Help a mama out and respond anonymously on our forum. Would you want your husband hanging out with a friend who cheats?
I highly doubt my husband would want to be friends with someone like that. He expects better morals and respect from friends too but if he were to choose to be friends with the guy, I think I’d say my peace and leave it at that for him to decide on his own since it really wouldn’t effect me.
if your going to be with your man, give him the repect to make his own decision. if you cant trust who your with, leave him. He is not your dog or your son. You can’t tell him what to do. You need to trust he is going to make the right decision. Hopefully he was raise right. Wouldn’t you rather have a man who wants to be with you verse feeling force to stay with you.

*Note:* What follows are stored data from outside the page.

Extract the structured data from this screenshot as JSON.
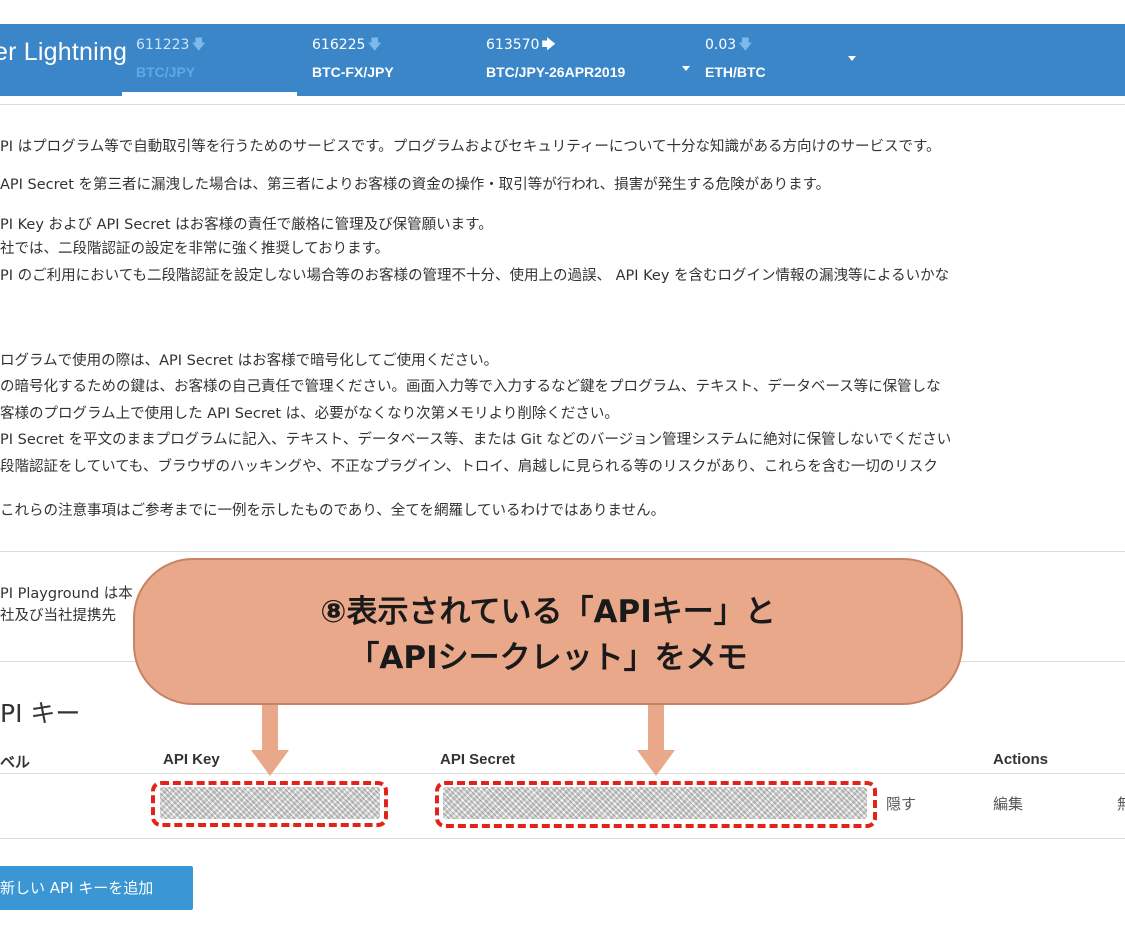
{
  "header": {
    "logo": "er Lightning",
    "tickers": [
      {
        "price": "611223",
        "pair": "BTC/JPY",
        "trend": "down"
      },
      {
        "price": "616225",
        "pair": "BTC-FX/JPY",
        "trend": "down"
      },
      {
        "price": "613570",
        "pair": "BTC/JPY-26APR2019",
        "trend": "right"
      },
      {
        "price": "0.03",
        "pair": "ETH/BTC",
        "trend": "down"
      }
    ]
  },
  "notice": {
    "lines": [
      "PI はプログラム等で自動取引等を行うためのサービスです。プログラムおよびセキュリティーについて十分な知識がある方向けのサービスです。",
      "API Secret を第三者に漏洩した場合は、第三者によりお客様の資金の操作・取引等が行われ、損害が発生する危険があります。",
      "PI Key および API Secret はお客様の責任で厳格に管理及び保管願います。",
      "社では、二段階認証の設定を非常に強く推奨しております。",
      "PI のご利用においても二段階認証を設定しない場合等のお客様の管理不十分、使用上の過誤、 API Key を含むログイン情報の漏洩等によるいかな",
      "ログラムで使用の際は、API Secret はお客様で暗号化してご使用ください。",
      "の暗号化するための鍵は、お客様の自己責任で管理ください。画面入力等で入力するなど鍵をプログラム、テキスト、データベース等に保管しな",
      "客様のプログラム上で使用した API Secret は、必要がなくなり次第メモリより削除ください。",
      "PI Secret を平文のままプログラムに記入、テキスト、データベース等、または Git などのバージョン管理システムに絶対に保管しないでください",
      "段階認証をしていても、ブラウザのハッキングや、不正なプラグイン、トロイ、肩越しに見られる等のリスクがあり、これらを含む一切のリスク",
      "これらの注意事項はご参考までに一例を示したものであり、全てを網羅しているわけではありません。"
    ],
    "playground_lines": [
      "PI Playground は本",
      "社及び当社提携先"
    ]
  },
  "api_keys": {
    "title": "PI キー",
    "columns": {
      "level": "ベル",
      "key": "API Key",
      "secret": "API Secret",
      "actions": "Actions"
    },
    "row": {
      "hide": "隠す",
      "edit": "編集",
      "delete": "無"
    },
    "add_button": "新しい API キーを追加"
  },
  "annotation": {
    "line1": "⑧表示されている「APIキー」と",
    "line2": "「APIシークレット」をメモ",
    "color": "#e9a88a",
    "highlight_color": "#e2231a"
  }
}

I said the same thing to my ex husband. We actually went to counseling and I was told that was controlling and manipulative behavior. I stopped saying it, he is still friends with that man today. Have faith in your husband. By the way, we didn’t divorce because he cheated.
My ex husband went out with his brother often and he was always cheating on his wife,my husband eventually cheated on me,I left and then told my sister in law everything
A) the friend cheated not your husband
B) the side chick has made no commitment to the gf
C) if you don’t trust your husband why are you with him?
No, imo he shouldn’t hang around friends who don’t share the same morals.
Nope eagles flock with eagles
He wouldn’t be my favorite friend for my man, that’s for sure. And I’d feel compelled to call him names like douchebag each time he came by. (If he does, I don’t know)
He is not his friend. This is between his friend and his friend’s girlfriend. You either trust him and are secure in your relationship or you don’t. Do you “allow him” to be around people that smoke, drink or do drugs…do you worry that he will start those bad habits or are you just insecure about your relationship?
No, I certainly wouldn’t. However my husband does the same too. He has friends that cheat, I also try to tell him not to hang out with such men.